Various further steps depend on how severe the sore is. The following general strategies, however, are effective:

  • Relieve the pressure by shifting the body's position and utilising foam pads or cushions to support the pressure-sensitive areas.
  • The wound should be cleaned by rinsing it with warm water and a mild soap. Cleanse the open wounds with a saline solution before changing the dressing.
  • To hasten the healing process, cover the lesion with dressings. The best options can be hydrocolloid-based, antimicrobial, or contain alginic acid. Dressings are available for online purchase.
  • Use topical creams: Barrier creams can protect skin that has been harmed or is vulnerable, while antibacterial creams can aid in the fight against an infection.
  • Use faecal management systems, incontinence pads, barrier creams, cleansers, and other methods to deal with incontinence. These products are available for online purchase.
  • Remove dead tissue to help in the healing of a wound. A medical professional might utilise a high-pressure water jet or surgical tools.
  • Examine the bedding: Certain mattresses, such as dynamic models or those constructed of static foam, aid in pressure relief. Some mattresses also contain a pump that maintains an even flow of air into the mattress. The best kind may be suggested by a doctor. Online retailers sell specialised mattresses.
  • Taking any necessary antibiotics These may be recommended by the doctor to treat infections of the skin, bones, or blood.
  • A change in diet may be necessary. While there is little proof that any particular diet may effectively treat pressure sores, adding more protein may hasten healing and shrink wounds. It can be beneficial to consume enough necessary nutrients and water to maintain overall health.
  • A discussion of surgical options Remove dead tissue, clean the incision, and seal the edges as much as you can are a few examples of these. To make the repair, the surgeon could use tissue from a healthy area of skin.

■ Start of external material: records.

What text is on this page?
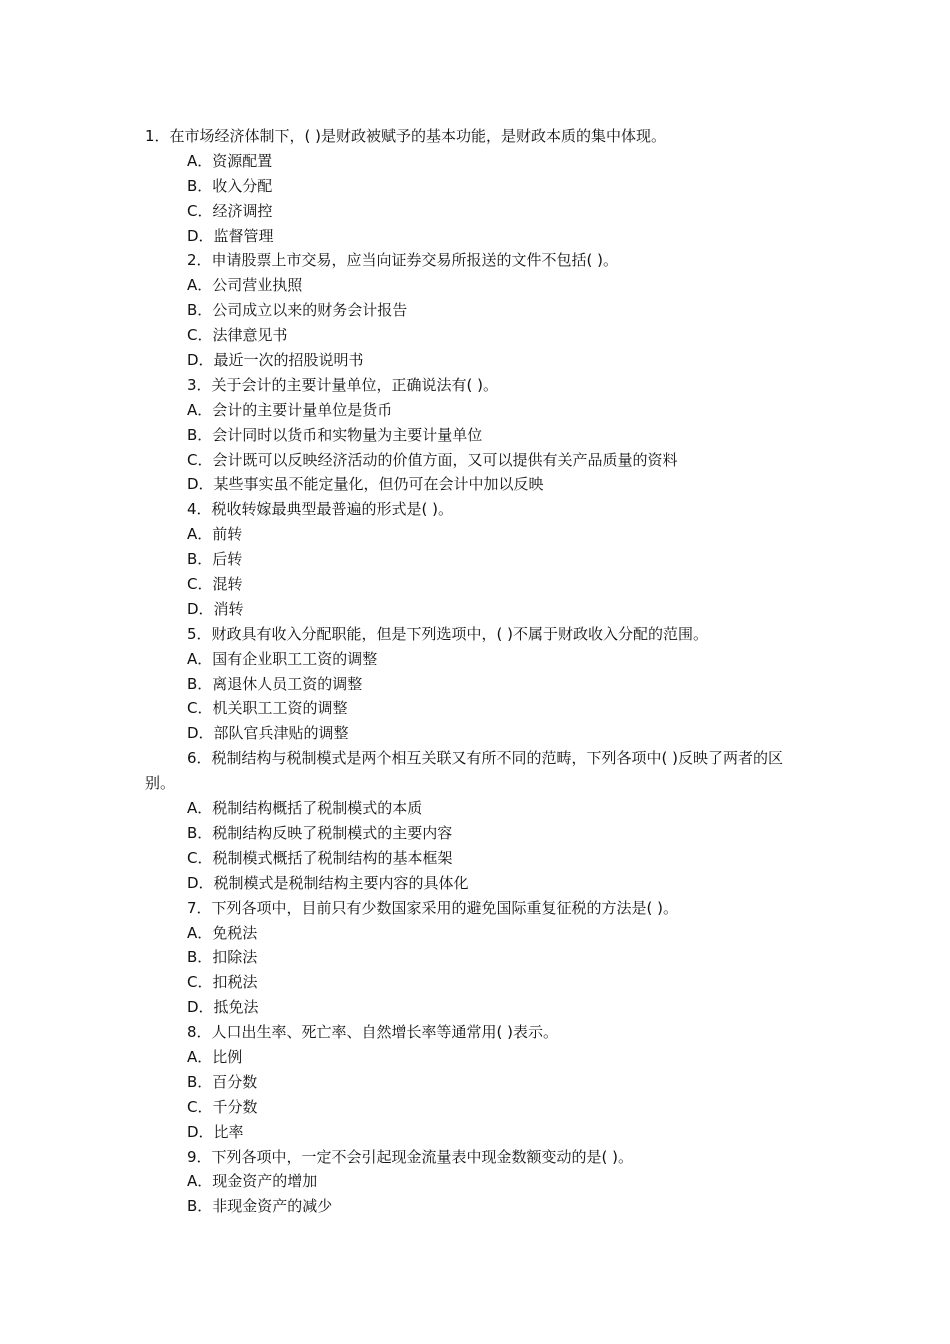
1．在市场经济体制下，( )是财政被赋予的基本功能，是财政本质的集中体现。
A．资源配置
B．收入分配
C．经济调控
D．监督管理
2．申请股票上市交易，应当向证券交易所报送的文件不包括( )。
A．公司营业执照
B．公司成立以来的财务会计报告
C．法律意见书
D．最近一次的招股说明书
3．关于会计的主要计量单位，正确说法有( )。
A．会计的主要计量单位是货币
B．会计同时以货币和实物量为主要计量单位
C．会计既可以反映经济活动的价值方面，又可以提供有关产品质量的资料
D．某些事实虽不能定量化，但仍可在会计中加以反映
4．税收转嫁最典型最普遍的形式是( )。
A．前转
B．后转
C．混转
D．消转
5．财政具有收入分配职能，但是下列选项中，( )不属于财政收入分配的范围。
A．国有企业职工工资的调整
B．离退休人员工资的调整
C．机关职工工资的调整
D．部队官兵津贴的调整
6．税制结构与税制模式是两个相互关联又有所不同的范畴，下列各项中( )反映了两者的区别。
A．税制结构概括了税制模式的本质
B．税制结构反映了税制模式的主要内容
C．税制模式概括了税制结构的基本框架
D．税制模式是税制结构主要内容的具体化
7．下列各项中，目前只有少数国家采用的避免国际重复征税的方法是( )。
A．免税法
B．扣除法
C．扣税法
D．抵免法
8．人口出生率、死亡率、自然增长率等通常用( )表示。
A．比例
B．百分数
C．千分数
D．比率
9．下列各项中，一定不会引起现金流量表中现金数额变动的是( )。
A．现金资产的增加
B．非现金资产的减少
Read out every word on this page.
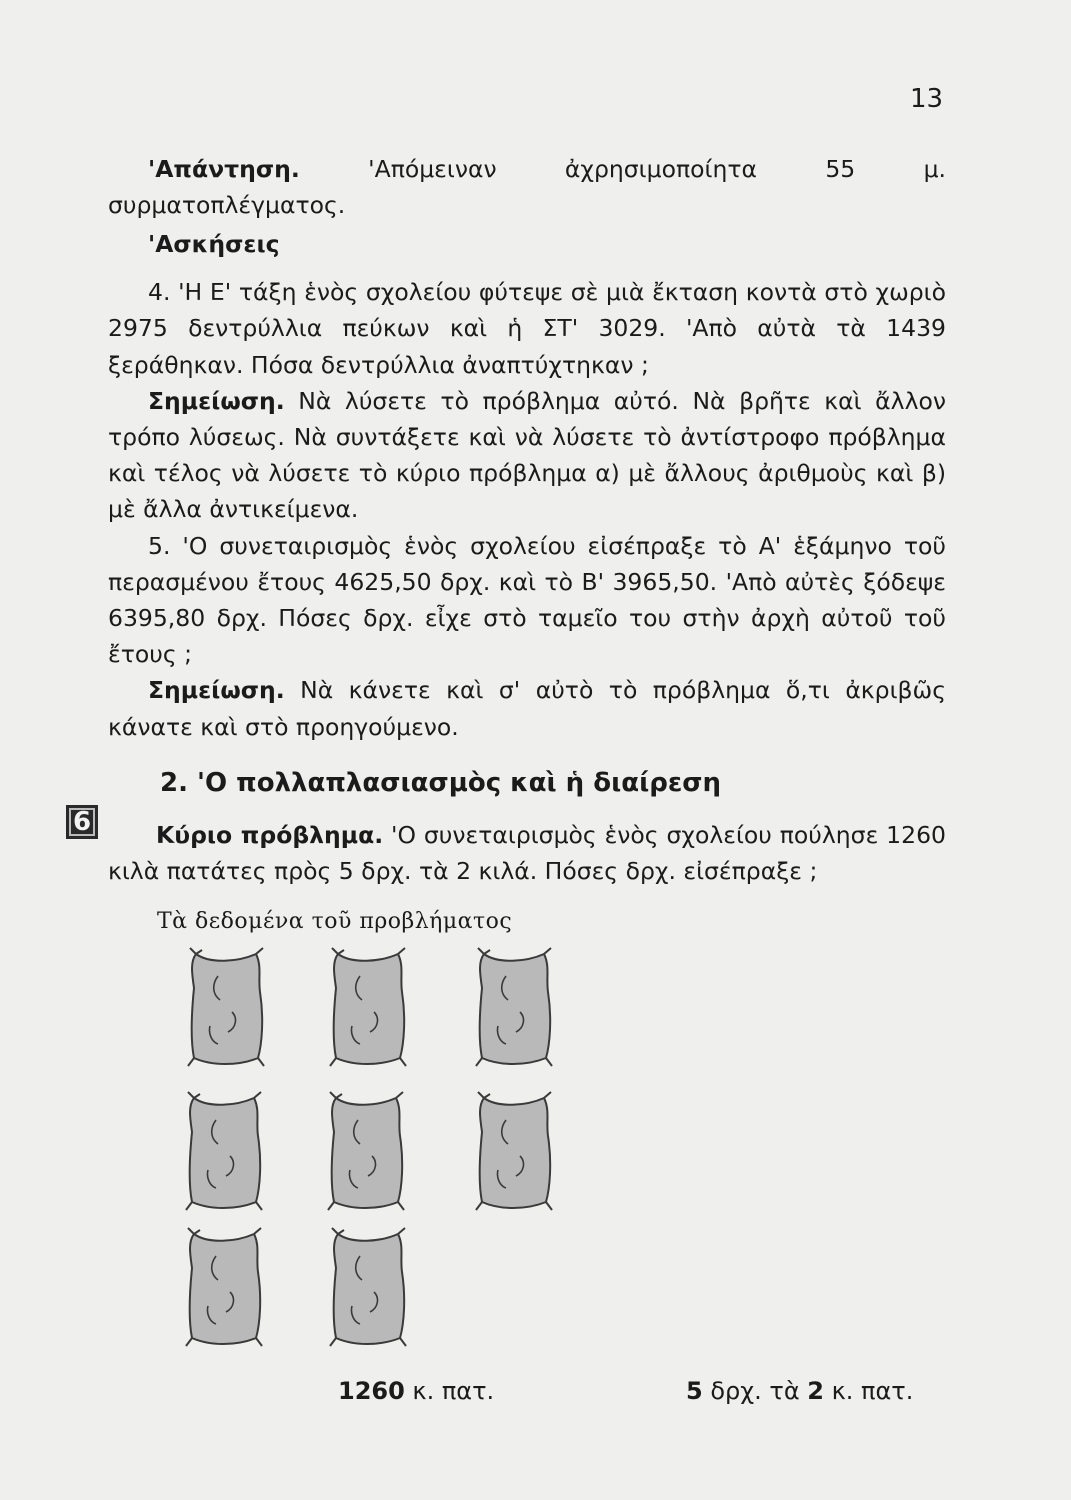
13

'Απάντηση. 'Απόμειναν ἀχρησιμοποίητα 55 μ. συρματοπλέγματος.

'Ασκήσεις

4. 'Η Ε' τάξη ἑνὸς σχολείου φύτεψε σὲ μιὰ ἔκταση κοντὰ στὸ χωριὸ 2975 δεντρύλλια πεύκων καὶ ἡ ΣΤ' 3029. 'Απὸ αὐτὰ τὰ 1439 ξεράθηκαν. Πόσα δεντρύλλια ἀναπτύχτηκαν ;

Σημείωση. Νὰ λύσετε τὸ πρόβλημα αὐτό. Νὰ βρῆτε καὶ ἄλλον τρόπο λύσεως. Νὰ συντάξετε καὶ νὰ λύσετε τὸ ἀντίστροφο πρόβλημα καὶ τέλος νὰ λύσετε τὸ κύριο πρόβλημα α) μὲ ἄλλους ἀριθμοὺς καὶ β) μὲ ἄλλα ἀντικείμενα.

5. 'Ο συνεταιρισμὸς ἑνὸς σχολείου εἰσέπραξε τὸ Α' ἑξάμηνο τοῦ περασμένου ἔτους 4625,50 δρχ. καὶ τὸ Β' 3965,50. 'Απὸ αὐτὲς ξόδεψε 6395,80 δρχ. Πόσες δρχ. εἶχε στὸ ταμεῖο του στὴν ἀρχὴ αὐτοῦ τοῦ ἔτους ;

Σημείωση. Νὰ κάνετε καὶ σ' αὐτὸ τὸ πρόβλημα ὅ,τι ἀκριβῶς κάνατε καὶ στὸ προηγούμενο.

6
2. 'Ο πολλαπλασιασμὸς καὶ ἡ διαίρεση

Κύριο πρόβλημα. 'Ο συνεταιρισμὸς ἑνὸς σχολείου πούλησε 1260 κιλὰ πατάτες πρὸς 5 δρχ. τὰ 2 κιλά. Πόσες δρχ. εἰσέπραξε ;

Τὰ δεδομένα τοῦ προβλήματος
1260 κ. πατ.	5 δρχ. τὰ 2 κ. πατ.
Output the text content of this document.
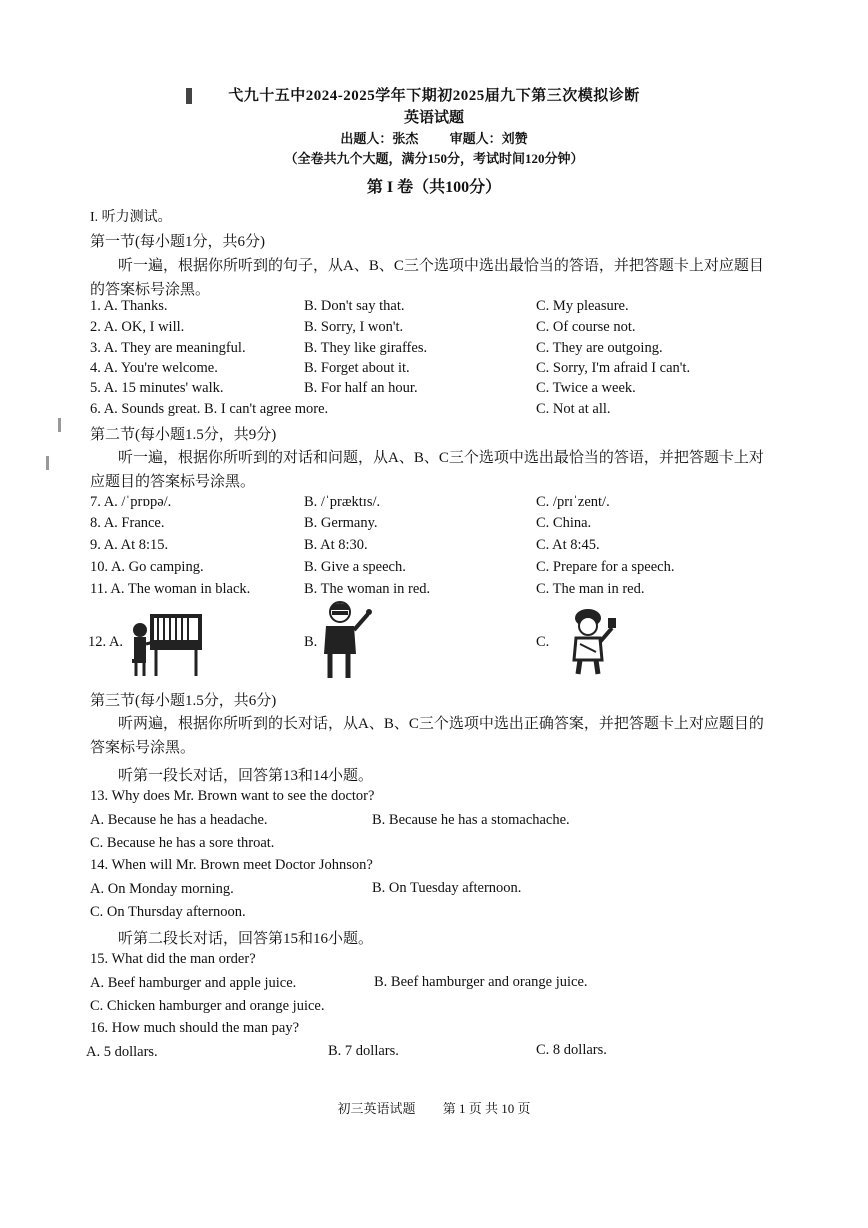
弋九十五中2024-2025学年下期初2025届九下第三次模拟诊断
英语试题
出题人：张杰 审题人：刘赞
（全卷共九个大题，满分150分，考试时间120分钟）
第 I 卷（共100分）
I. 听力测试。
第一节(每小题1分，共6分)
听一遍，根据你所听到的句子，从A、B、C三个选项中选出最恰当的答语，并把答题卡上对应题目的答案标号涂黑。
1. A. Thanks.	B. Don't say that.	C. My pleasure.
2. A. OK, I will.	B. Sorry, I won't.	C. Of course not.
3. A. They are meaningful.	B. They like giraffes.	C. They are outgoing.
4. A. You're welcome.	B. Forget about it.	C. Sorry, I'm afraid I can't.
5. A. 15 minutes' walk.	B. For half an hour.	C. Twice a week.
6. A. Sounds great. B. I can't agree more.	C. Not at all.
第二节(每小题1.5分，共9分)
听一遍，根据你所听到的对话和问题，从A、B、C三个选项中选出最恰当的答语，并把答题卡上对应题目的答案标号涂黑。
7. A. /ˈprɒpə/.	B. /ˈpræktɪs/.	C. /prɪˈzent/.
8. A. France.	B. Germany.	C. China.
9. A. At 8:15.	B. At 8:30.	C. At 8:45.
10. A. Go camping.	B. Give a speech.	C. Prepare for a speech.
11. A. The woman in black.	B. The woman in red.	C. The man in red.
12. A.	B.	C.
第三节(每小题1.5分，共6分)
听两遍，根据你所听到的长对话，从A、B、C三个选项中选出正确答案，并把答题卡上对应题目的答案标号涂黑。
听第一段长对话，回答第13和14小题。
13. Why does Mr. Brown want to see the doctor?
A. Because he has a headache.	B. Because he has a stomachache.
C. Because he has a sore throat.
14. When will Mr. Brown meet Doctor Johnson?
A. On Monday morning.	B. On Tuesday afternoon.
C. On Thursday afternoon.
听第二段长对话，回答第15和16小题。
15. What did the man order?
A. Beef hamburger and apple juice.	B. Beef hamburger and orange juice.
C. Chicken hamburger and orange juice.
16. How much should the man pay?
A. 5 dollars.	B. 7 dollars.	C. 8 dollars.
初三英语试题 第 1 页 共 10 页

Further advantages for a person with bedsores include:

  • Electric stimulation
  • Vacuum-assisted wound closure
  • Using high-pressure oxygen

Complications Of Bedsores

Pressure ulcer complications, some of which are life-threatening, consist of:

  • Cellulitis. An infection of the skin and nearby soft tissues is known as cellulitis. The affected area may become heated, swollen, and inflamed. When a person has nerve damage, they frequently do not experience pain in the cellulitis-affected area.
  • Infection of the bones and joints. An infection from a pressure sore has the potential to reach bones and joints. Cartilage and tissues can be harmed by joint infections (septic arthritis). Osteomyelitis, a bone infection, can have a detrimental influence on joint and limb function.
  • Cancer. Squamous cell carcinomas of a certain type can arise from chronic, non-healing wounds (Marjolin's ulcers).
  • Sepsis. Sepsis from a skin ulcer occurs infrequently.